I'm flabbergasted.
I have a staging and production environment. Both environments have the same deployments, services, ingress, firewall rules, and both serve a 200
on /
.
However, after turning on the staging environment and provisioning the same ingress, the staging service fails with Some backend services are in UNKNOWN state
. Production is still live.
Both the frontend and backend pods are ready on GKE. I've manually tested the health checks and they pass when I visit /
.
I see nothing in the logs or gcp docs pointing in the right direction.

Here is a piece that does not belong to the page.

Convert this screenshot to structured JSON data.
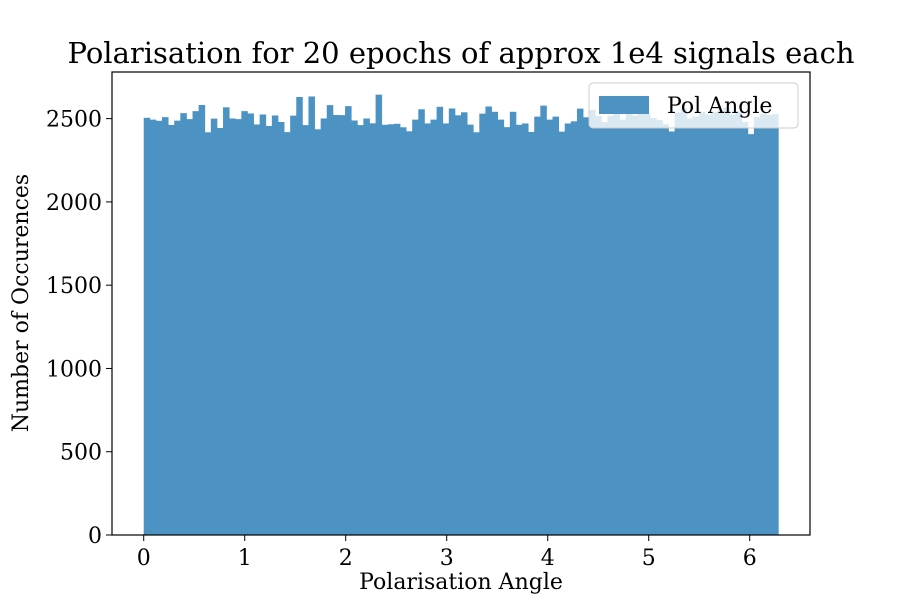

What could I have possibly broken?
ingress.yaml
:
apiVersion: extensions/v1beta1
kind: Ingress
metadata:
name: fanout-ingress
annotations:
kubernetes.io/ingress.global-static-ip-name: "STATIC-IP"
spec:
backend:
serviceName: frontend
servicePort: 8080
tls:
- hosts:
- <DOMAIN>
secretName: staging-tls
rules:
- host: <DOMAIN>
http:
paths:
- path: /*
backend:
serviceName: frontend
servicePort: 8080
- path: /backend/*
backend:
serviceName: backend
servicePort: 8080
frontend.yaml
:
apiVersion: v1
kind: Service
metadata:
labels:
app: frontend
name: frontend
namespace: default
spec:
ports:
- nodePort: 30664
port: 8080
protocol: TCP
targetPort: 8080
selector:
app: frontend
type: NodePort
---
apiVersion: extensions/v1beta1
kind: Deployment
metadata:
generation: 15
labels:
app: frontend
name: frontend
namespace: default
spec:
progressDeadlineSeconds: 600
replicas: 1
selector:
matchLabels:
app: frontend
minReadySeconds: 5
template:
metadata:
labels:
app: frontend
spec:
containers:
- image: <our-image>
name: frontend
ports:
- containerPort: 8080
protocol: TCP
readinessProbe:
httpGet:
path: /
port: 8080
initialDelaySeconds: 60
periodSeconds: 30
timeoutSeconds: 3
livenessProbe:
httpGet:
path: /
port: 8080
initialDelaySeconds: 60
periodSeconds: 30
timeoutSeconds: 3
Are you still experiencing this issue?
I tried to reproduce following the Google public documentation on: Setting up HTTP Load Balancing with Ingressto deploy:
A web App using the sample web application container image that listens on a HTTP server on port 8080:
However, it seems to be working now. So if you are still having this issue, please consider filing a public issue against the kubernetes/ingress-gce using the Google issue-tracking tool. Include as much details as possible, including steps to reproduce for so that this issue can get a better visibility as well as more sampling.
Please note:
The Issue Tracker User Content and Conduct Policy details the types of information that are inappropriate for submitting to Issue Tracker which includes things like sensitive personal information and spam. Please do not submit inappropriate content in Issue Tracker.
Repo Output $ kubectl describe ing
sunny@test-dev:~$ kubectl describe ing basic-ingress
Name: basic-ingress
Namespace: default
Address: xx.xxx.xxx.228
Default backend: web:8080 (10.8.2.6:8080)
Rules:
Host Path Backends
---- ---- --------
* * web:8080 (10.8.2.6:8080)
Annotations:
target-proxy: k8s-tp-default-basic-ingress--f5636f071d87exxx
url-map: k8s-um-default-basic-ingress--f5636f071d87exxx
backends: {"k8s-be-31544--f5636f071d87exxx":"HEALTHY"}
forwarding-rule: k8s-fw-default-basic-ingress--f5636f071d87exxx
Events:
Type Reason Age From Message
---- ------ ---- ---- -------
Normal Service 7m (x376 over 2d) loadbalancer-controller default backend set to web:31544
Yesterday even this guide https://cloud.google.com/kubernetes-engine/docs/tutorials/http-balancer
didn't work. Don't know what happened but even waiting 30minutes + the ingress was reporting UNKNOWN state for backends .
After 24 hours, things seem to be much better. L7 http ingress works but with big delay on reporting healthy backends.
I think this is a bug. I created a new cluster and couldn't reproduce. If anyone hits this again, I would suggest trying a new cluster.